If you refer to a global variable, a function, the compiler also sets the R_386_32 anchor and records the symbolic name of the reference. Connectors do not have to act. The last loader finds the referenced symbol, and the result is used to initialize the pointer variable. For global functions, the result of the lookup is still the code fragment of the function in the PLT table, not the actual entry. This is the same discussion as the previous reference to global functions. The code snippet is as follows:

. Data
P:. Long printf
. o:r_386_32 W/symbol
. so:r_386_32 W/symbol

7, Summary:

The following table gives the full results of the previous discussion:
. O. So
--------------------------------------------------------------------------
| Load got table first address R_386_gotpc NULL
Code Snippets |-----------------------------------------------------
Relocate | reference variable function address static R_386_gotoff NULL
| Global R_386_got32 R_386_glob_dat
|-----------------------------------------------------
| direct call function static R_386_plt32 NULL
| Global R_386_plt32 R_386_jmp_slot
------|-----------------------------------------------------
Data Segment | Reference variable function address static r_386_32 w/sec r_386_relative
Reposition | Global r_386_32 W/sym r_386_32 w/sym

Contact Us

The content source of this page is from Internet, which doesn't represent Alibaba Cloud's opinion; products and services mentioned on that page don't have any relationship with Alibaba Cloud. If the content of the page makes you feel confusing, please write us an email, we will handle the problem within 5 days after receiving your email.

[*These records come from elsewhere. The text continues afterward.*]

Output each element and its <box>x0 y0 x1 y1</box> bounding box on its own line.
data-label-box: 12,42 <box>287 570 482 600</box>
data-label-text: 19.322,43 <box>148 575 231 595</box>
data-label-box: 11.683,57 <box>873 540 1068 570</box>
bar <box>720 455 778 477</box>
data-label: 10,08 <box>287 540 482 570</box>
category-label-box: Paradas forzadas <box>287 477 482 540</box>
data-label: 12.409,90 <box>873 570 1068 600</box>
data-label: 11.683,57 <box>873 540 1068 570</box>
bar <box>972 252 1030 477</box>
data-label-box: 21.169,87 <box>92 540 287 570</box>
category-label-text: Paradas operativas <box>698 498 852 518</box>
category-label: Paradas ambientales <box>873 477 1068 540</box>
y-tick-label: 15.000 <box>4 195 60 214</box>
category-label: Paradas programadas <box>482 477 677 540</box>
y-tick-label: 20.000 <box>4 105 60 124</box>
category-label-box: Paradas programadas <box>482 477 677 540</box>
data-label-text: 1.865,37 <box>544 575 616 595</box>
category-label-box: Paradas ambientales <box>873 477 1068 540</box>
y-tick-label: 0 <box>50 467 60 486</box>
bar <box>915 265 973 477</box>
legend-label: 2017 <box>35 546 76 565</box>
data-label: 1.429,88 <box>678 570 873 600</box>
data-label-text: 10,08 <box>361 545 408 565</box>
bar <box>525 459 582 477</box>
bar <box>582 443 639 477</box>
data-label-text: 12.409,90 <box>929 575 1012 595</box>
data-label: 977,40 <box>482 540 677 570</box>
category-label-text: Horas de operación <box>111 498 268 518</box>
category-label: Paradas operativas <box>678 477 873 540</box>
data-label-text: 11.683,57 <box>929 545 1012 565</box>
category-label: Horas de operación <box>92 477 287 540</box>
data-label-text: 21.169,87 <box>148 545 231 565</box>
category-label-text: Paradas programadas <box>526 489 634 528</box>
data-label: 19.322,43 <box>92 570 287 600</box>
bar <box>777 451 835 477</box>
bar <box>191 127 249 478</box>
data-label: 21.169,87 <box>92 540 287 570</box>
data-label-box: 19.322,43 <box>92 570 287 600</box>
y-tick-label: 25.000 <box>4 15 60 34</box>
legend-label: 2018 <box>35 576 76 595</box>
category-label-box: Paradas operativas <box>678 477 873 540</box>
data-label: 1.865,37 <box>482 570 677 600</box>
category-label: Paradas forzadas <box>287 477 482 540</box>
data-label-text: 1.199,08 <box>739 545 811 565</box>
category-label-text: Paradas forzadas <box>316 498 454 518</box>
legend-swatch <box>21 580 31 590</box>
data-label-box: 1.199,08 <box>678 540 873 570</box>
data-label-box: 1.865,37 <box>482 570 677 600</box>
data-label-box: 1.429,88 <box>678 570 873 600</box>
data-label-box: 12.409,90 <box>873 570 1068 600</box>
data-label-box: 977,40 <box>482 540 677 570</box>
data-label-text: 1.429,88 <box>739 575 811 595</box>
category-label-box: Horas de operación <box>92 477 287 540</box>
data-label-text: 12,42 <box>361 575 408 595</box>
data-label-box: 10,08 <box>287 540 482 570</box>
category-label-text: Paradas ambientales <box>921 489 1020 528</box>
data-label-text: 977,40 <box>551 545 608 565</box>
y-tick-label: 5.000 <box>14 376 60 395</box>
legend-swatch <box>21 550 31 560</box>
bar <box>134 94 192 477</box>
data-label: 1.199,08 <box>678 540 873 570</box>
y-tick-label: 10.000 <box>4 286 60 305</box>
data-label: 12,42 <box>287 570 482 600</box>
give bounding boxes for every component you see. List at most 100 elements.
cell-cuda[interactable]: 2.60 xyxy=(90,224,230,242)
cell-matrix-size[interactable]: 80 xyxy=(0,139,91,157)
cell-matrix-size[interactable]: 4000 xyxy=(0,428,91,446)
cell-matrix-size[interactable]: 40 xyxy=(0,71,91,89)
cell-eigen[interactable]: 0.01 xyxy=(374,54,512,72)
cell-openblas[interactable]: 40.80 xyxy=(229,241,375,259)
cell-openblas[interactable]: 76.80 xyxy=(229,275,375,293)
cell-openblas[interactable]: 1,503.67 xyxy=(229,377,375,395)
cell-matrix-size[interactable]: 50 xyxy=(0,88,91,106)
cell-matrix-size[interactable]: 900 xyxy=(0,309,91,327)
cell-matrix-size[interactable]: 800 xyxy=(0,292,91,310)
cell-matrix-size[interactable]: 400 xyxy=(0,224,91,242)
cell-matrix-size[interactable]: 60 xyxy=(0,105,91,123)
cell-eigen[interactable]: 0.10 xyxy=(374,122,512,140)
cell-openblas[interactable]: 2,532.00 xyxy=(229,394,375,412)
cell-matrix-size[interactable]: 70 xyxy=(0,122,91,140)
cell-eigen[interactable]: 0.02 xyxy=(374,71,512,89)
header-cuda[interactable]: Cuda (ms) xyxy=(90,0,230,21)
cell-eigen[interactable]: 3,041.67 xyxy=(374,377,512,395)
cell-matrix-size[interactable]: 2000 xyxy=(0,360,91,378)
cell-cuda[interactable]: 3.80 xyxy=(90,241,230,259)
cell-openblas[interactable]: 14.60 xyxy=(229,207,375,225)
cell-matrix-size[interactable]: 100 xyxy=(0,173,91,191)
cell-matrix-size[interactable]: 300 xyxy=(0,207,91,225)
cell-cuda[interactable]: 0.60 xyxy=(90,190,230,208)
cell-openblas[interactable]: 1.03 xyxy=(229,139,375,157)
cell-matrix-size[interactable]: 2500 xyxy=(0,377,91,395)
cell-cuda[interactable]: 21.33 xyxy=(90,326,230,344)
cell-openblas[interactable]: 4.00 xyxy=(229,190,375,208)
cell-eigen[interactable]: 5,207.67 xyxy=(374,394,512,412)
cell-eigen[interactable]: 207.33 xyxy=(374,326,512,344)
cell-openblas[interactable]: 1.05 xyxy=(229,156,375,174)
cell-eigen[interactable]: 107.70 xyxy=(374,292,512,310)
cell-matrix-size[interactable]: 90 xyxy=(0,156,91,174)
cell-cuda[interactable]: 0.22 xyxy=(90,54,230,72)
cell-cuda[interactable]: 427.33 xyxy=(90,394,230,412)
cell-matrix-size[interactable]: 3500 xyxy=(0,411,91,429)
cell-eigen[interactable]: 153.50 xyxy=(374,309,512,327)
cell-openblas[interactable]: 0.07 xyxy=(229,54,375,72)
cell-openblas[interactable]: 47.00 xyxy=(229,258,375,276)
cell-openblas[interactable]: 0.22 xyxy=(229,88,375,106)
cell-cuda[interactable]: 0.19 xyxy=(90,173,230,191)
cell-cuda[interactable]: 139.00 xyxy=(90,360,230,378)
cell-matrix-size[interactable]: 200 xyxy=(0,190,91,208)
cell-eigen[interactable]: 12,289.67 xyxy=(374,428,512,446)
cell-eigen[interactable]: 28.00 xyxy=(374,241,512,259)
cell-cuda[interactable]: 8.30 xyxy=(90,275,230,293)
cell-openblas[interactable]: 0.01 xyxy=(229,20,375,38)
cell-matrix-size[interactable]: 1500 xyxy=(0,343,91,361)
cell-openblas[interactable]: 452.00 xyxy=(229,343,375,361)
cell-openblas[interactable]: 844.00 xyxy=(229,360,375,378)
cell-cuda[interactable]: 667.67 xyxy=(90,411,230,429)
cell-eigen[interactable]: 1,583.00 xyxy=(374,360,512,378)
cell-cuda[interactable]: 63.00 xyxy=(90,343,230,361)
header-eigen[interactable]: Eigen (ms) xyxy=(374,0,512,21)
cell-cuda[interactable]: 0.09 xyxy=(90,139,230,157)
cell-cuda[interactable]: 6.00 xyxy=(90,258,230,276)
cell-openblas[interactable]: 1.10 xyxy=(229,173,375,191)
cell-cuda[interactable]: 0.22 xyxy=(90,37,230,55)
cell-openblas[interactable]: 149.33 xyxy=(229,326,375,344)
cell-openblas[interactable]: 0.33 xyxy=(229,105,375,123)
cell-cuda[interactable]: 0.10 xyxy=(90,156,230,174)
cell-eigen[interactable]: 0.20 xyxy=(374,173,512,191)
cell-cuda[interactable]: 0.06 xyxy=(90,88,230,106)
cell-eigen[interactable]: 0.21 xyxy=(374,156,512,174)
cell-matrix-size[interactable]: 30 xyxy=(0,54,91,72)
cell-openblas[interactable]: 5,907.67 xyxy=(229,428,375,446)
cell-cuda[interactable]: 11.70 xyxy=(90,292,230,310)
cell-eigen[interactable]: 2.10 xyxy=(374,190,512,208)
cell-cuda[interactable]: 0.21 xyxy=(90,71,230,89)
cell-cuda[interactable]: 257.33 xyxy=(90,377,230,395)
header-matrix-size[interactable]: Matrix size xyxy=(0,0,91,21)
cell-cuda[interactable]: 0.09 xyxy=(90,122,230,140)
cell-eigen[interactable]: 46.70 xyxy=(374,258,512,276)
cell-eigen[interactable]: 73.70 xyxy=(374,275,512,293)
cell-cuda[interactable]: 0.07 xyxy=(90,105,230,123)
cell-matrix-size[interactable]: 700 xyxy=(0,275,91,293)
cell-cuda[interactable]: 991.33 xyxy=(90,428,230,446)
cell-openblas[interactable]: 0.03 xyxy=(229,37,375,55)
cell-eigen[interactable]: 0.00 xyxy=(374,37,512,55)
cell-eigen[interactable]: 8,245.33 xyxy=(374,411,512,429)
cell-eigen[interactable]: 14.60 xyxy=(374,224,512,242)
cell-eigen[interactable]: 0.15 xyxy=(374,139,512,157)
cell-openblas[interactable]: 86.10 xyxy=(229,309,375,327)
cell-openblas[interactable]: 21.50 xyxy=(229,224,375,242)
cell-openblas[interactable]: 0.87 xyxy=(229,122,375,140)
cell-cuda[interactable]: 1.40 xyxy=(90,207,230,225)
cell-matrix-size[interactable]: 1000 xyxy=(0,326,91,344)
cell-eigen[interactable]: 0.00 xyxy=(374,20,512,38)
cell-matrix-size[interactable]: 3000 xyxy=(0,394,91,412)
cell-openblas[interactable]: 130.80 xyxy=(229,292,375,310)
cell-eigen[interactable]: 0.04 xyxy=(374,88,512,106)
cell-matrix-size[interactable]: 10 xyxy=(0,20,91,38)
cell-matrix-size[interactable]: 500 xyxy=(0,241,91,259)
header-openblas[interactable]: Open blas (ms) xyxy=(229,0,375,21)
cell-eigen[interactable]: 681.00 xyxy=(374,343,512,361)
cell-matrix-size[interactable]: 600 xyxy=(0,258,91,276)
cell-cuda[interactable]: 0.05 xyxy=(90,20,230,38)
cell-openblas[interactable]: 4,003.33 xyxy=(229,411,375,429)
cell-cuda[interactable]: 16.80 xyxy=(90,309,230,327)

If you find any instances of plagiarism from the community, please send an email to: info-contact@alibabacloud.com and provide relevant evidence. A staff member will contact you within 5 working days.

A Free Trial That Lets You Build Big!

Start building with 50+ products and up to 12 months usage for Elastic Compute Service

  • Sales Support

    1 on 1 presale consultation

  • After-Sales Support

    24/7 Technical Support 6 Free Tickets per Quarter Faster Response

  • Alibaba Cloud offers highly flexible support services tailored to meet your exact needs.